Рональд накрыл на стол и предложил им перекусить, прежде чем лечь спать. Еды было не слишком много, особенно беря в учет столь огромное количество гостей, но этого было достаточно для того, чтобы перебить чувство голода на этот вечер.
После ужина хозяин дома предложил каждому показать комнаты для сна. Второй этаж достался Кевину, Солнечному Лучу и братьям Тейтам. На первом обосновались Альберт Дрейк, Винни Стоун, Марк Уотер и хозяин дома. На первом этаже было только две комнаты, которые и разделили между собой Альберт с Винсом и Марк с Рональдом.
Марк давно позабыл о том, что такое настоящий сон, а не его иллюзия, которой он обманывал все тех смертных, которые находились рядом с ним за последние двести лет. Он мог бы пролежать неподвижно до самого утра, прикрыв глаза и в эту ночь, но сегодня у него не было такого желания, если, то неприятное чувство, которое тяготело над ним все время, с тех пор как он потерял свой дневник, можно было назвать "желанием". Он смотрел в одну точку на стене, к которой была прислонена его кровать, и старался напоминать себе о тех давних событиях, которые были описаны в его дневнике. Ему совсем не хотелось забывать их, ведь только в воспоминаниях он все еще был не Водолеем и даже не Марком Уотером, а совсем еще молодым двадцатилетним парнем с другим именем, которое навсегда стерлось из его памяти, с женой, которую в воспоминаниях дневника он по-прежнему любил и с сыном, который давно умер от старости, так же как и его дети, внуки, правнуки.

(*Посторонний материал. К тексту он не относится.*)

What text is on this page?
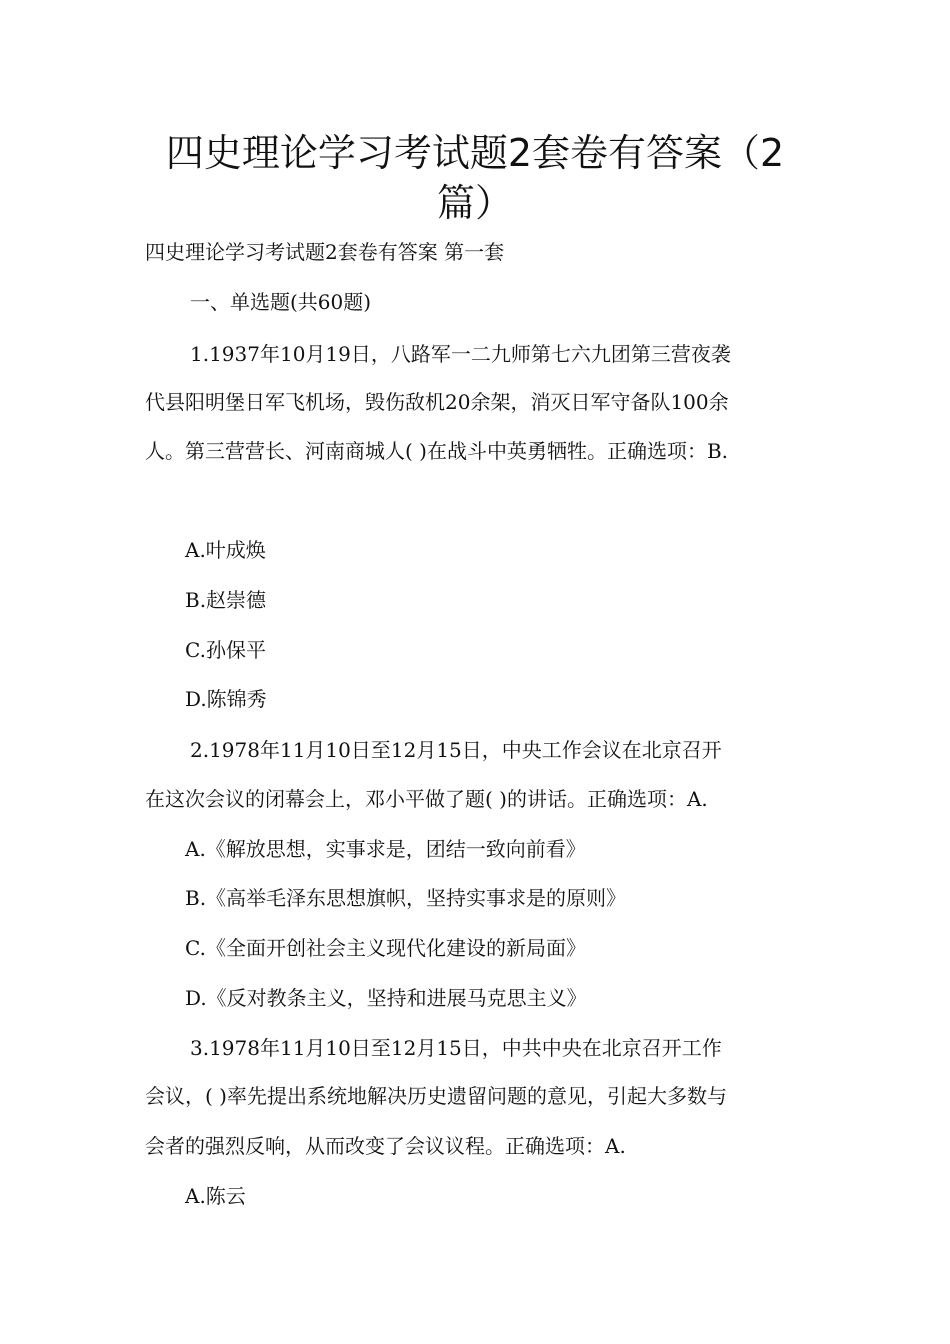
四史理论学习考试题2套卷有答案（2
篇）
四史理论学习考试题2套卷有答案 第一套
一、单选题(共60题)
1.1937年10月19日，八路军一二九师第七六九团第三营夜袭
代县阳明堡日军飞机场，毁伤敌机20余架，消灭日军守备队100余
人。第三营营长、河南商城人( )在战斗中英勇牺牲。正确选项：B.
A.叶成焕
B.赵崇德
C.孙保平
D.陈锦秀
2.1978年11月10日至12月15日，中央工作会议在北京召开
在这次会议的闭幕会上，邓小平做了题( )的讲话。正确选项：A.
A.《解放思想，实事求是，团结一致向前看》
B.《高举毛泽东思想旗帜，坚持实事求是的原则》
C.《全面开创社会主义现代化建设的新局面》
D.《反对教条主义，坚持和进展马克思主义》
3.1978年11月10日至12月15日，中共中央在北京召开工作
会议，( )率先提出系统地解决历史遗留问题的意见，引起大多数与
会者的强烈反响，从而改变了会议议程。正确选项：A.
A.陈云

Под тихий храп Рональда Белфаста, Марк пытался вспомнить тот день, когда они все вчетвером, ведомые первым Пришельцем отправились в путь. Тот день он позабыл, хотя редкие воспоминания все еще хранились в его памяти, пусть и в обрывчатом виде. Он старался сложить их воедино, но они все время ускользали от него, словно играли с ним в нежеланную для него самого игру. Стоило вспомнить что-то, как другое воспоминание отдалялось от него, чтобы окончательно исчезнуть в темном коридоре памяти. Он около часа пытался бороться с самим собой, пока не понял, что в этой битве ему удостоено лишь место проигравшего. Глупо было злиться на себя за то, что он больше не человек, а могущественный колдун, который имел власть над всеми людьми и магическими существами всех Ближних Миров, но потерял контроль над своей памятью.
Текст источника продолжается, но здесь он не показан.